Muchas personas cercanas –algunas desinformadas, otras informadas pero dubitativas– me hacen esta pregunta: ¿valió la pena el acuerdo con las Farc? La formulan también con diversas variantes: ¿valió la pena a pesar de que el Gobierno ha resultado tan ineficiente o negligente en la implementación?, ¿valió la pena a pesar de la soberbia ofensiva de la dirigencia de la Farc?
Para ilustrar un balance grueso, un año después de la firma del Teatro Colón (24 de noviembre), contaré dos anécdotas recientes que ilustran la misma reacción frente a cuestiones semejantes. Dos anécdotas con dos mujeres de perfiles muy distintos.
En octubre pasado nos visitó en la Universidad Eafit la profesora de la London School of Economics Mary Kaldor. Mary es una mujer mayor (71) que escribió hace dos décadas uno de los libros más claros sobre las guerras civiles contemporáneas. Conoce muy bien los casos recientes en el mundo y sabe lo resistentes que pueden ser los conflictos armados internos. Vino a Colombia y pasó por Medellín porque quería conocer de primera mano estos dos casos tan llamativos en Europa. Cuando le presentamos el desarme de las Farc como la expresión más tangible del acuerdo, con expresión sonriente solo dijo “amazing” (asombroso).
Más recientemente –hace diez días– viví una escena especial. Estaba comiendo con mi nieta de nueve años y de modo intempestivo, después de una pequeña pausa, me preguntó si en Colombia todavía había guerra. Como los académicos casi nunca damos respuestas rotundas (simpliciter, diría Tomás de Aquino) le digo que podría decirse que ya no hay guerra en el país. Ella simplemente cerró los ojos y levantó su brazo derecho, empuñado, como hace Mariana Pajón cuando gana una carrera. También sonrió, tranquila, y siguió comiendo.
Soy consciente de que estas anécdotas no representan un argumento distinto al de la autoridad. Pero no son autoridades menores. Se trata de la autoridad de la experiencia y la de la inocencia, la autoridad de la forastera y la de la originaria, la autoridad de la razón y la del corazón.
Pero amén de este hay otros argumentos poderosos. Colombia dejó de figurar entre los países más violentos de América Latina. Desde 2002 este indicador no ha dejado de descender y lo va a seguir haciendo. Algunos millones de colombianos están conociendo, tras décadas, la tranquilidad.
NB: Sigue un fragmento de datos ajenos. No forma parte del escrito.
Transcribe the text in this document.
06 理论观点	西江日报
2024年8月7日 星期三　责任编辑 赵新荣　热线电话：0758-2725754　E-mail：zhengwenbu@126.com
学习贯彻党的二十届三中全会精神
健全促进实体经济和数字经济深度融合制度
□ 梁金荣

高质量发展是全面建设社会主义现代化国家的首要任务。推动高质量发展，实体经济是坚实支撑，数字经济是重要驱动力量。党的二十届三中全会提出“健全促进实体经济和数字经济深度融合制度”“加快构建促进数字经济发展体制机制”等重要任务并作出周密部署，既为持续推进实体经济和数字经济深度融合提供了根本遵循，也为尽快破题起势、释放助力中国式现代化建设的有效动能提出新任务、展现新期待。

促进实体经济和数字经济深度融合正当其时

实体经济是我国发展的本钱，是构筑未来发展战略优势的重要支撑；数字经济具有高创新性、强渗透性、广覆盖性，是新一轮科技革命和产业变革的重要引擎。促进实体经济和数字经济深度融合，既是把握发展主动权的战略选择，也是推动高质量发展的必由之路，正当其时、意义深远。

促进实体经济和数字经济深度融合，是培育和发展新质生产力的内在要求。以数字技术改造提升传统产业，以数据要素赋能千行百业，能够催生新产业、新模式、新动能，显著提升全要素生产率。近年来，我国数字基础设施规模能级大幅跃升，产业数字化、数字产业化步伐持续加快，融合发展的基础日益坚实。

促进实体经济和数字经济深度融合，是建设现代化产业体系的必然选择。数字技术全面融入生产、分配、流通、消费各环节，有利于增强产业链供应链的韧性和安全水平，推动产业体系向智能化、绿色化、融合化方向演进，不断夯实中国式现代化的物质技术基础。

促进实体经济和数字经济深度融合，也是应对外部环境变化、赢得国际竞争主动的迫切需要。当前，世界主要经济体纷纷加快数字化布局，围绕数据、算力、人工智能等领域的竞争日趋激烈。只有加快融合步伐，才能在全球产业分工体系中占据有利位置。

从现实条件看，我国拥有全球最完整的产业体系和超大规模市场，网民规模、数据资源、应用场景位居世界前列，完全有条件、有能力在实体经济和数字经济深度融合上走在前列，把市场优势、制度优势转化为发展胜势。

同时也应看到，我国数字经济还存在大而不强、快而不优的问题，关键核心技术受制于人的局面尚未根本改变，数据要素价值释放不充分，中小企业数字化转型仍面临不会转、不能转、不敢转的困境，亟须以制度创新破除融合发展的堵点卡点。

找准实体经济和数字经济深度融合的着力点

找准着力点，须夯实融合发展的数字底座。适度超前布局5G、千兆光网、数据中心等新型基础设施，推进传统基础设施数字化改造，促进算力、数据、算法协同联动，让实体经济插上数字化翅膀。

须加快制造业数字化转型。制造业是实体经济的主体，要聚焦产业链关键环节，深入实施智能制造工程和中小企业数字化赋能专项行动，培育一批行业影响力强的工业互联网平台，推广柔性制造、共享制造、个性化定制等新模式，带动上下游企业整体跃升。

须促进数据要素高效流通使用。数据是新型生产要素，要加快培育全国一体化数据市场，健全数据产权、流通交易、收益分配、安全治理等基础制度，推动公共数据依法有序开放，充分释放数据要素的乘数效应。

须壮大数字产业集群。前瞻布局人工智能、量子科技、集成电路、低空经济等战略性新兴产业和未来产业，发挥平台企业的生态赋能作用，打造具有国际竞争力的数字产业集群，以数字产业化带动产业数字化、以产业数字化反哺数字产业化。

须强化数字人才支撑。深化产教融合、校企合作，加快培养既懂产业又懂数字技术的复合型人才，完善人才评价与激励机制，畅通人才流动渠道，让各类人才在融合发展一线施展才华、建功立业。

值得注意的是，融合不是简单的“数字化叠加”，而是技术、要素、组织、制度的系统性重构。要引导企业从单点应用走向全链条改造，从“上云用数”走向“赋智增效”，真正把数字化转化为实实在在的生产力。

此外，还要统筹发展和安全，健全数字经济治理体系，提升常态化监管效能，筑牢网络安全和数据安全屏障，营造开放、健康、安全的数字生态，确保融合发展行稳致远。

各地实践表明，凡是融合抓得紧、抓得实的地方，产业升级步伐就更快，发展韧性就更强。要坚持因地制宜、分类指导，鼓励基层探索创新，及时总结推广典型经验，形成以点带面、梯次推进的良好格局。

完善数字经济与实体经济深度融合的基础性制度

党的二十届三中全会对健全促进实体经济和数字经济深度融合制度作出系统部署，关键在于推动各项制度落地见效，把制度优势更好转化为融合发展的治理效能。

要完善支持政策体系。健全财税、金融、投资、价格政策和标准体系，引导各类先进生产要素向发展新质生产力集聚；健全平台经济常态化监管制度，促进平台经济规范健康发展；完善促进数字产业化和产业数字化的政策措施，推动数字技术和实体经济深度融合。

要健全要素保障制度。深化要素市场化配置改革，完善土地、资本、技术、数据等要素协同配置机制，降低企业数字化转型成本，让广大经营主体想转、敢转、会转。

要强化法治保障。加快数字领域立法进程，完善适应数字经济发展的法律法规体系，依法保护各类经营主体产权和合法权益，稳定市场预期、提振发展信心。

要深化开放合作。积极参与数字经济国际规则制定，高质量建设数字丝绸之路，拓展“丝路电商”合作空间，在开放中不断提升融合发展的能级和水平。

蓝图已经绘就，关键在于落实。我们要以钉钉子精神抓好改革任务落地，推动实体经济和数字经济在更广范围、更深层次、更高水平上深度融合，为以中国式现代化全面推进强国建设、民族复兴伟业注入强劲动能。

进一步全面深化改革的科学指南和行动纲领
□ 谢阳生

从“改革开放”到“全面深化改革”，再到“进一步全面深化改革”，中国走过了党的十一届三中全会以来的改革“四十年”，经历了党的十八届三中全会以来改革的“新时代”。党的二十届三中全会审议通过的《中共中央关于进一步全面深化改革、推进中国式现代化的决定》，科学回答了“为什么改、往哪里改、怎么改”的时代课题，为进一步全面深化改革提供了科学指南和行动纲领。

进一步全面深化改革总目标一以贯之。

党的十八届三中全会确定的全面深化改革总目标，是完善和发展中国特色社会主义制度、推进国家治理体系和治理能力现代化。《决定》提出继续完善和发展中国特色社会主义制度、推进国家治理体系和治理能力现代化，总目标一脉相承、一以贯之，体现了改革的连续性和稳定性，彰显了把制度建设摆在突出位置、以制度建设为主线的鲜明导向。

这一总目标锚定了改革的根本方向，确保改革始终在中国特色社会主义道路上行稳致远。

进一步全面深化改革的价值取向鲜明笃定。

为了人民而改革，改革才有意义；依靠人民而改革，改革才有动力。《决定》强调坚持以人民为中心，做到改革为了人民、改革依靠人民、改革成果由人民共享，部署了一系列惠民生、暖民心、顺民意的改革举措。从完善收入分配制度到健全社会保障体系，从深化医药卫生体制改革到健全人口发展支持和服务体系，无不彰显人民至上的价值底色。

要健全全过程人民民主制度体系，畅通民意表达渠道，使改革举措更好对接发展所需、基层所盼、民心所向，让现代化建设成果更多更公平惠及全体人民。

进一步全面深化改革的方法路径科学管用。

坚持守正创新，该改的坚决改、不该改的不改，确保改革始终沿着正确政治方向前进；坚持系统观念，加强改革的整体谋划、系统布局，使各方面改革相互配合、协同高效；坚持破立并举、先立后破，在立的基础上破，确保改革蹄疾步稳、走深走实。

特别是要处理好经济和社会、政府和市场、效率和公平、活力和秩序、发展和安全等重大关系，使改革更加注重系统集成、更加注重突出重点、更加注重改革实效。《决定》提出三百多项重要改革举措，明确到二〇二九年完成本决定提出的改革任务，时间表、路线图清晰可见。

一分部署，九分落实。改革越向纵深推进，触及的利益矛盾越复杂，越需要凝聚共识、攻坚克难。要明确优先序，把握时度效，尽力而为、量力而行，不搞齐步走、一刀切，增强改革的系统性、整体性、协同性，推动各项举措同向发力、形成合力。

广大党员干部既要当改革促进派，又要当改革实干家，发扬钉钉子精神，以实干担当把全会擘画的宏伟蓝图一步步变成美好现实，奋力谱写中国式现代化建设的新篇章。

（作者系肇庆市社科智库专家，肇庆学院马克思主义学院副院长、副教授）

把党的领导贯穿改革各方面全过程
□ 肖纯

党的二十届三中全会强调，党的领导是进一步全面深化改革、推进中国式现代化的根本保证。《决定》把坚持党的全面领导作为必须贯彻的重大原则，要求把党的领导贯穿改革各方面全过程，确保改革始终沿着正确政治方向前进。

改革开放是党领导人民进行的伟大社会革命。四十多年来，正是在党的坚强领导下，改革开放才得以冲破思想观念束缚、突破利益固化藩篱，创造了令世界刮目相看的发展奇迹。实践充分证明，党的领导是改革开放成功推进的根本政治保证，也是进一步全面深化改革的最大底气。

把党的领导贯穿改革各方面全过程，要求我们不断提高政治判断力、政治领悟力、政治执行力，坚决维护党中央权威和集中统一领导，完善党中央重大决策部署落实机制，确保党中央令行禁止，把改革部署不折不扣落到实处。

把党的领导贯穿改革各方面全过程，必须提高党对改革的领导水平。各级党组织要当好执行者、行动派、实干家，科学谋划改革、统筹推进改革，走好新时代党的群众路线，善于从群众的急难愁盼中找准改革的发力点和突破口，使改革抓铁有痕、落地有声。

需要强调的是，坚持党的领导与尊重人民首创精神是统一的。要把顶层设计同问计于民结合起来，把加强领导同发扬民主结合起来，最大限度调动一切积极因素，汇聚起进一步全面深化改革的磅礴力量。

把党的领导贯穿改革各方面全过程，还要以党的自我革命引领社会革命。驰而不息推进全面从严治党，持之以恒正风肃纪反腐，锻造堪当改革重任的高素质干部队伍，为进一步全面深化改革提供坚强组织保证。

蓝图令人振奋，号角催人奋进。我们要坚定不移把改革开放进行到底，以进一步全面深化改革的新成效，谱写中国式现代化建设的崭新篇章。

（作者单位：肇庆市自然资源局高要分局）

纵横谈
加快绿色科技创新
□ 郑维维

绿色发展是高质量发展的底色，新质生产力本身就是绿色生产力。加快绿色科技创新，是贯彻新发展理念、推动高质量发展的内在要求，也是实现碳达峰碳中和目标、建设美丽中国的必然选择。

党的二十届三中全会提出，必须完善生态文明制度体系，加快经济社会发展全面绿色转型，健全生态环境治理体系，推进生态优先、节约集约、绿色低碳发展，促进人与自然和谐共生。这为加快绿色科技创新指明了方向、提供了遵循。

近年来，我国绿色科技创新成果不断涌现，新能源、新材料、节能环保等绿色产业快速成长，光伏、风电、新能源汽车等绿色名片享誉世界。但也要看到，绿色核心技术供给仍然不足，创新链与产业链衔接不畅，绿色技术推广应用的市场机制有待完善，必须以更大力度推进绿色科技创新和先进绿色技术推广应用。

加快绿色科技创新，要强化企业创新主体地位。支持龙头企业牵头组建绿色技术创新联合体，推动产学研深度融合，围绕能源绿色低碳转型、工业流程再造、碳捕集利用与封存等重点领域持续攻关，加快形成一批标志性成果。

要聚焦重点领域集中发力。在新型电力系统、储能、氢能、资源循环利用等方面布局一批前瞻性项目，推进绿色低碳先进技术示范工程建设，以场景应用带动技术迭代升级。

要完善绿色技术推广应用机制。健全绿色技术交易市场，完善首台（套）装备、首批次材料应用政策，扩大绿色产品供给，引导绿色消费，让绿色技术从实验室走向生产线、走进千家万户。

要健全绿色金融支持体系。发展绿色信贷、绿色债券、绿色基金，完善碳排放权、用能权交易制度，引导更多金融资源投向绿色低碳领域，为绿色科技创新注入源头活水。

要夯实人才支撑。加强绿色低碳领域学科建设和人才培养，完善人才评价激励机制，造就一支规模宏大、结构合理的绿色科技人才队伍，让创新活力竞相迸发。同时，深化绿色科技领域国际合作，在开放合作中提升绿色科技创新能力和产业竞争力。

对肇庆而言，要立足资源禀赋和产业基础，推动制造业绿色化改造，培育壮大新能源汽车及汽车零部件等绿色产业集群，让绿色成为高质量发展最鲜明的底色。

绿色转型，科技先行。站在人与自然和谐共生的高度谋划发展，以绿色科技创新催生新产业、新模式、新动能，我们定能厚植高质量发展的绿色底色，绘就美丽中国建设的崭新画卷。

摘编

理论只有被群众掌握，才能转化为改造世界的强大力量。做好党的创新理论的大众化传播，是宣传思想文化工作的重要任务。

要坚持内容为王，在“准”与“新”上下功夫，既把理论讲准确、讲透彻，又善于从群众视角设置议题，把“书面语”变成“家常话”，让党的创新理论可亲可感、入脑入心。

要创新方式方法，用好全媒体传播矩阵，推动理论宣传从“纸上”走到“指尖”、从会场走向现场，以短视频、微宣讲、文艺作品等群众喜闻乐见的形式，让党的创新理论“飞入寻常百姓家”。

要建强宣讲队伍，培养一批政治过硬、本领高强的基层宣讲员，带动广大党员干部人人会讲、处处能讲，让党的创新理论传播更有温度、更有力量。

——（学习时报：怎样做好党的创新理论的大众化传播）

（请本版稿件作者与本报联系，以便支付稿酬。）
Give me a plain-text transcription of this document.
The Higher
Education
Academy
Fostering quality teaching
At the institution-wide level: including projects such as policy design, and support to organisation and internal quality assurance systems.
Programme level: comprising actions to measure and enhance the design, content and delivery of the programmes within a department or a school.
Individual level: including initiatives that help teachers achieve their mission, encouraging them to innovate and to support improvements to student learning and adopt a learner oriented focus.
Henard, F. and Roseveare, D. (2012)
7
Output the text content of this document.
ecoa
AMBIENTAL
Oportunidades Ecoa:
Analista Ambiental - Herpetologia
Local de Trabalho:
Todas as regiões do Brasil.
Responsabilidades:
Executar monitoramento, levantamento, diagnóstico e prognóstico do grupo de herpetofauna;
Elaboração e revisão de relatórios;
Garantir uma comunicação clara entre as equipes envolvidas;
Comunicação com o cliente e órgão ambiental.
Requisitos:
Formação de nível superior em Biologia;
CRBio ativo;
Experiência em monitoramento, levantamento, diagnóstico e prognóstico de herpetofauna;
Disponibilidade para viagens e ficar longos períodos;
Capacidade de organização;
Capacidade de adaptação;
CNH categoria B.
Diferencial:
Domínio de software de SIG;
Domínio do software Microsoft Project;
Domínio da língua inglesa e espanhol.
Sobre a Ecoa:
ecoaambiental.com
En Meta, sur del Huila y del Tolima, la parte norte de la costa Caribe, Córdoba, el norte de Antioquia y de Caldas. Otros, infortunadamente, no.
El desarme y la desmovilización de las Farc representan una oportunidad enorme para la sociedad colombiana. Cumplir razonablemente el acuerdo, enfocarse en los nuevos problemas que salen a la luz después de la violencia, elegir un gobierno moderado y moderno dirigido por mentes del siglo XXI; todo eso dependerá de la ciudadanía y de las élites.